Mereka sering agresif terhadap orang lain, namun kadang-kadang mereka sangat
pasif seolah-olah tak mempunyai emosi. Amigdala juga bertanggung jawab terhadap berbagai macam rangsang sensori
seperti pendengaran, penglihatan maupun penciuman dan juga terhadap rangsang
yang berhubungan dengan rasa takut. Sementara hippocampus bertanggung jawab
untuk fungsi belajar dan daya ingat. Gangguan di hippocampus mengakibatkan
kesulitan dalam menyimpan informasi baru dalam memorinya. Perilaku yang
diulang-ulang, aneh dan hiperaktivitas juga disebabkan oleh gangguan di
hippocampus.
4. Perilaku Anak Autis
Perilaku
adalah segala sesuatu yang orang kerjakan atau lakukan serta perilaku juga
merupakan apa saja yang kita lihat, rasakan atau dengar dari seseorang yang
melakukan suatu aktivitas tertentu. Anak autis berbeda dengan perilaku anak
normal, perbedaannya yaitu adanya perilaku yang berlebihan (excessive) dan perilaku yang
berkekurangan (defiocient) yang
sampai pada tingkat yang hampir tidak ada. Perilaku yang berlebihan (behavioral excessive) misalnya mengamuk
(tantrum) dan perilaku stimulus diri.
Perilaku berlebihan (behavioral excessive)

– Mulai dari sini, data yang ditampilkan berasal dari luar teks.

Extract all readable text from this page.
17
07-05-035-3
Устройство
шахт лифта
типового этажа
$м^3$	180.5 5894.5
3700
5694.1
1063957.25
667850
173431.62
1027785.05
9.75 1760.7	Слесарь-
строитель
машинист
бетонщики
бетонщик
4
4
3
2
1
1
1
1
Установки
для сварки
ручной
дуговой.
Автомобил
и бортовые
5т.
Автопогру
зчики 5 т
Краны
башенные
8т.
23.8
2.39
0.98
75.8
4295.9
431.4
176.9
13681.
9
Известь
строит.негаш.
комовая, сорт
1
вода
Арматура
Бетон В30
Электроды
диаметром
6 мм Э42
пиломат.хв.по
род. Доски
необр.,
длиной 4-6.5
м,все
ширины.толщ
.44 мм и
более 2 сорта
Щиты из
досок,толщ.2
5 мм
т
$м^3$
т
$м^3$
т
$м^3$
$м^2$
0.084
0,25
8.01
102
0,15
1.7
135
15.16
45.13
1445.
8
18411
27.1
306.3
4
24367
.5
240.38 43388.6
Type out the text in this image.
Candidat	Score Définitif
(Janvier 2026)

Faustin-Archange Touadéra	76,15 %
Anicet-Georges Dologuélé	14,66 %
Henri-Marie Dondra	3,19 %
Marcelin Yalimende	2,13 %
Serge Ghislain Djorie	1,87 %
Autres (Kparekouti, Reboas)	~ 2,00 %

ini biasanya disertai dengan perintah, tantangan, gigitan dan cakaran pada
kasus yang lebih ekstrim. Tantangan menjadi semakin hebat sehingga anak bisa
menyakiti dirinya sendiri. Ekstrim lain dari perilaku anak autis yang
berlebihan seperti digambarkan diatas yaitu anak autis mungkin menunjukkan
berbagai kekurangan perilaku (behavioral
deficit) seperti :
a. Gangguan
Bicara
Gangguan
bicara pada anak autis ini biasanya mungkin nonverbal atau mungkin sedikit
suara dan kata-kata. Sementara anak autis lain mungkin membeo dan mengulang
kata-kata yang telah mereka dengar tetapi tidak menggunakan kata-kata tersebut
untuk berkomunikasi.
b. Kurang
Sesuai Perilaku Sosial
Maksud
kekurangsesuaian perilaku sosialnya yaitu anak menunjukkan seseorang tersebut
diibaratkan sebuah benda sebagai contoh, seorang anak memanjat kepangkuan
ibunya tidak untuk kasih sayang, tetapi supaya dapat mengambil kue.
c. Defisit
Sensasi
Maksudnya
anak autis idak pernah merespon suara yang didengarnya, sehingga kadang
disangka tuli. Kalaupun anak autis tersebut merespon tetapi tidak relatif lama.
d. Tidak
Bermain Dengan benar
Anak
yang normal ketika bermain dengan mainannya pastilah mengkorelasikan mainan
dengan perilaku yang ditunjukkannya. Misalnya bermain mobil-mobilan maka anak
tersebut menirukan perilakunya seperti seorang supir, dengan seorang yang khas
keluar dari mulutnya. Tetapi bagi anak autis justru sebaliknya sebagai contoh
bukannya mengendarai truk mainan tetapi membalikkannya dan memutar-mutar roda
truk mainan tersebut dalam waktu yang lama (berjam-jam).
e. Emosi
Yang tidak sesuai
Emosi
yang tidak sesuai pada anak autis maksudnya adalah tidak adanya korelasi antara
emosi dan perilaku yang ditunjukkan misalnya beberapa saat tertawa atau
menjerit dengan sedikit atau tanpa provokasi dan hampir tidak menunjukkan
perilaku emosional. Sebagai contoh seorang anak autis mungkin hanya duduk dan
memandang ke ruang kosong jika seseorang mencoba menggelitiknya.